1. Field of the Technology
The present application relates generally to mobile stations operating in wireless communication networks, and more particularly to methods and apparatus for controlling the gain states of a wireless receiver operating in idle mode.
2. Description of the Related Art
A wireless communication device, such as a mobile station operating in a wireless communication network, may provide for both voice telephony and packet data communications. A mobile station may, for example, be compatible with 3rd Generation (3G) communication standards (such as UMTS), or utilize Global System for Mobile Communications (GSM), Time Division Multiple Access (TDMA), or Code Division Multiple Access (CDMA) wireless network technologies.
All of these communication standards utilize radio frequency (RF) signal detection techniques implemented in a RF receiver. A RF receiver may generally face three performance limiting factors: internal thermal noise, external in-band noise, and out-of-band interference. When internal thermal noise is the predominate source of interference to the desired signal, a low receiver noise figure is desired to improve receiver sensitivity. External in-band interference (including external in-band noise) can also be the major source of interference; especially when the out-of-band portion of the interference does not cause significant distortion. In this case, a higher in-band dynamic range of the receiver is desired for good performance. The in-band dynamic range of the receiver is usually measured by the in-band 3rd order interception point (i.e. “in-band IP3”). Finally, out-of-band interference may also result in distortions in the in-band spectrum through receiver non-linearities. In this case, a higher out-of-band dynamic range of the receiver is desired to improve performance. The out-of-band dynamic range is usually measured by the out-of-band 3rd order interception point (i.e. “out-of-band IP3”).
The aforementioned higher input dynamic range and lower noise figure may be contradictory requirements since higher input dynamic range means lower front end gain while lower noise figure suggests a higher front end gain design. A front end that is designed to satisfy both scenarios could be relatively expensive in cost. For a lower cost solution, some receiver designs include a variable front end stage. In particular, a low noise amplifier (LNA) in the front end may have an adjustable gain G, which is controlled by a feedback mechanism. In such a configuration, the gain G of the LNA can be adjusted dynamically in response to the feedback mechanism in order to trade off the noise figure with the dynamic range of the LNA when necessary.
To achieve the tradeoff, some feedback mechanisms include a level detector and a front end gain controller. The level detector receives an input signal and provides a signal level or received signal strength indicator (RSSI), and the front end gain controller receives this indicator to generate a control signal for controlling the front end gain.
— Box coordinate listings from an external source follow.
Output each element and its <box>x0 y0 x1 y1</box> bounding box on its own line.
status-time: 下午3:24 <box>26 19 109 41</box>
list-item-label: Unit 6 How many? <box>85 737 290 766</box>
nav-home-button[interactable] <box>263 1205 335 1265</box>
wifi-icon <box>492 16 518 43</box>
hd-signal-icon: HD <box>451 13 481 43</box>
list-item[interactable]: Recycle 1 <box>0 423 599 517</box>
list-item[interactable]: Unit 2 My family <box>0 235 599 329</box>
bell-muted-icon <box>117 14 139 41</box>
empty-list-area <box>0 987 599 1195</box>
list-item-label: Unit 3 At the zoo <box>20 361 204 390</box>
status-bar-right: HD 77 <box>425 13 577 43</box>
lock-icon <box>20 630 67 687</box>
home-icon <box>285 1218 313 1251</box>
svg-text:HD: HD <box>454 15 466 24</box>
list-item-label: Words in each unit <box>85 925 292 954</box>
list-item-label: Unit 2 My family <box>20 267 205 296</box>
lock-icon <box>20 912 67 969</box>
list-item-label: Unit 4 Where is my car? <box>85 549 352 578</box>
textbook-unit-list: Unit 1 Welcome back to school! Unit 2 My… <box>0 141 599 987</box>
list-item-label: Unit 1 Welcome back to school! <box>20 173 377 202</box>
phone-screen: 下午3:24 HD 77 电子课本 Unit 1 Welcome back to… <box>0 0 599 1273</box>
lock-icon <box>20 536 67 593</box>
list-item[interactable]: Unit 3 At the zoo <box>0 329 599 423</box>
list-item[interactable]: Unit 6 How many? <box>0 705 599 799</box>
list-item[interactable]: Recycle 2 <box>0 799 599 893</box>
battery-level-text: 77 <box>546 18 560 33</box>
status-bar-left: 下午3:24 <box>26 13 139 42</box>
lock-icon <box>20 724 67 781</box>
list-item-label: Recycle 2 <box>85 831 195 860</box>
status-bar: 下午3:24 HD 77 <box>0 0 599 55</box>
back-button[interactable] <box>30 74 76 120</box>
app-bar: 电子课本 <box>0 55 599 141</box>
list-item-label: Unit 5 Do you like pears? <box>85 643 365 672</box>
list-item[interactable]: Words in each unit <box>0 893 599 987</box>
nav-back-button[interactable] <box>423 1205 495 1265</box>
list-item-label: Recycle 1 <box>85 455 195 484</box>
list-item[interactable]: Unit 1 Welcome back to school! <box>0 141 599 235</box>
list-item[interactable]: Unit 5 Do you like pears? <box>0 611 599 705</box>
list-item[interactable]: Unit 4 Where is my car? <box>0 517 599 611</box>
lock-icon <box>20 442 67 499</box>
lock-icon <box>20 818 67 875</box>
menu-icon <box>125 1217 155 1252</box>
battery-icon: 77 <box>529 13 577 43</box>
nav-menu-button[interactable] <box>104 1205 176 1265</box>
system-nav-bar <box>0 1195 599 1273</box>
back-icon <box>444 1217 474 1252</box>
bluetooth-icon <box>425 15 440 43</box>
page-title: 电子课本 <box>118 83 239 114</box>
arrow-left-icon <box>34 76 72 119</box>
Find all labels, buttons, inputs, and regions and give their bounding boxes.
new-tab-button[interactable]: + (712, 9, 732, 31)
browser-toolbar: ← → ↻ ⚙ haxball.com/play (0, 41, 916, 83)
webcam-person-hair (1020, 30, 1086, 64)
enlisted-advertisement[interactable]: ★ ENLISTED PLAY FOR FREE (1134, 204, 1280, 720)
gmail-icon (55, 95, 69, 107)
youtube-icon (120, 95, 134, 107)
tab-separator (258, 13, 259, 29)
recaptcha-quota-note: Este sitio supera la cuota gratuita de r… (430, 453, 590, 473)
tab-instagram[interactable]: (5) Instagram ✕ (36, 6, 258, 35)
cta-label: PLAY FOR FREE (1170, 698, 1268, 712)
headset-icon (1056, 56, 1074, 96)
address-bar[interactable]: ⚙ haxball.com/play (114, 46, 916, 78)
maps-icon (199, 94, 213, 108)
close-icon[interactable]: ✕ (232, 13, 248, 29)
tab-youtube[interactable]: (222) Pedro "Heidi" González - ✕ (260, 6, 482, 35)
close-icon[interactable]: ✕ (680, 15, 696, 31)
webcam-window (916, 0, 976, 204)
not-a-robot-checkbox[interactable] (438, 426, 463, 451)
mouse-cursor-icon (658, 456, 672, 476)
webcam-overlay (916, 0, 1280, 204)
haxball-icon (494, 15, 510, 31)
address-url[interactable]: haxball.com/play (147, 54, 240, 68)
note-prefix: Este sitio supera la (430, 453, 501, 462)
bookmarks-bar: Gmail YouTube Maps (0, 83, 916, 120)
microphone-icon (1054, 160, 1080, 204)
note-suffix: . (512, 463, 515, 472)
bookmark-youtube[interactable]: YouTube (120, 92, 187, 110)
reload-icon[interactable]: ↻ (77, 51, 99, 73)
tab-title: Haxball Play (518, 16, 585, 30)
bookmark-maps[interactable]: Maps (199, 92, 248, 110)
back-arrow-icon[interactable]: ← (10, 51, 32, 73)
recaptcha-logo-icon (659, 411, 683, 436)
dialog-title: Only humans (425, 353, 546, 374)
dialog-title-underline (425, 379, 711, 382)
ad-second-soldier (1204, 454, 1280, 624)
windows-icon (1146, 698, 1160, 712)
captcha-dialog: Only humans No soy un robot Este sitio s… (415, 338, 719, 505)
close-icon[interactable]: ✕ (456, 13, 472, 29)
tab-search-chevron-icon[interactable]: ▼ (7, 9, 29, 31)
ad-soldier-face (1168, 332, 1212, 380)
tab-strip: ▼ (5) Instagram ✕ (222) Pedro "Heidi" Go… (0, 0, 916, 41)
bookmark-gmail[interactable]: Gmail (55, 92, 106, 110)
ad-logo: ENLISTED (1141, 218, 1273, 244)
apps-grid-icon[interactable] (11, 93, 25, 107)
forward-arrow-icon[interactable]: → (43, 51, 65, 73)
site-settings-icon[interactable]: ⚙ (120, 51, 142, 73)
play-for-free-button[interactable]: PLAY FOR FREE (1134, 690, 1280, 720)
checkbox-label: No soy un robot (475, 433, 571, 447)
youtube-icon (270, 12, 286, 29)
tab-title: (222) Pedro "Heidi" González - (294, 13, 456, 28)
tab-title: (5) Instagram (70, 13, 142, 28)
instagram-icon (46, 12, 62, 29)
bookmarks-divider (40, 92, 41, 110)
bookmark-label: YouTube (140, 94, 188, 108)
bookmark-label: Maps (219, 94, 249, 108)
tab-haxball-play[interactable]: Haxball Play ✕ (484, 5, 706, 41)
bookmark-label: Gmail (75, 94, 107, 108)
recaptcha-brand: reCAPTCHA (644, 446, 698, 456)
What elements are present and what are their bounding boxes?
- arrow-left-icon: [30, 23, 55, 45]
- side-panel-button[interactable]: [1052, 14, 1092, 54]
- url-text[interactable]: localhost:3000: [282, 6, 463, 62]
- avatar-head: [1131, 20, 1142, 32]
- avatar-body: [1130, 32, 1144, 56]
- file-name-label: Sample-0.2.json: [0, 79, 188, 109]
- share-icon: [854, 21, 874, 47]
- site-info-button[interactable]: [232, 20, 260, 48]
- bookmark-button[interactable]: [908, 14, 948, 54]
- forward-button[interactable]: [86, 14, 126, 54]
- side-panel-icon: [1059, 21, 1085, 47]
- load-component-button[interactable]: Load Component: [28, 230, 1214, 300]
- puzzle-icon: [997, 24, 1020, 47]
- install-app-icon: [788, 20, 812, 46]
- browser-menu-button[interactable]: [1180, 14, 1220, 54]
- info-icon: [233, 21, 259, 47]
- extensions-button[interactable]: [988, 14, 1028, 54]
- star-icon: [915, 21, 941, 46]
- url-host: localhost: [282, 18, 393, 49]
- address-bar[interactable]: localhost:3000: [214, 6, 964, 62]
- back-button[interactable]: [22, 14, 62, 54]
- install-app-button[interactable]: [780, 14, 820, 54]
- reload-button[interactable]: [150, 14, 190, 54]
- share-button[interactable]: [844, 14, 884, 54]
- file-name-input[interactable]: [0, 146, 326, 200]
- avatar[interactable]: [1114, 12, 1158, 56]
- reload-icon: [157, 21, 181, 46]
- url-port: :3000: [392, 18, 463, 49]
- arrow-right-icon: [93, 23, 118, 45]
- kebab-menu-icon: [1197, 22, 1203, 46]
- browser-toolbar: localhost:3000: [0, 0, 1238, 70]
In some configurations, the above feedback mechanism in a wireless receiver is used not only for continuous operation mode, but also for idle mode in a mobile station application. In idle mode, in order to save battery power, the receiver in a mobile station is turned off most of the time; it is periodically waken up at given time slots based on a predetermined schedule, such as every 1.28, 2.56 or 5.12 seconds, to receive message from base stations. A wake up period is usually very short in time, for example, about 100 ms in a CDMA2000™ mobile receiver. At the beginning of the wake up period, there is a warm-up period for settling the receiver to a steady state.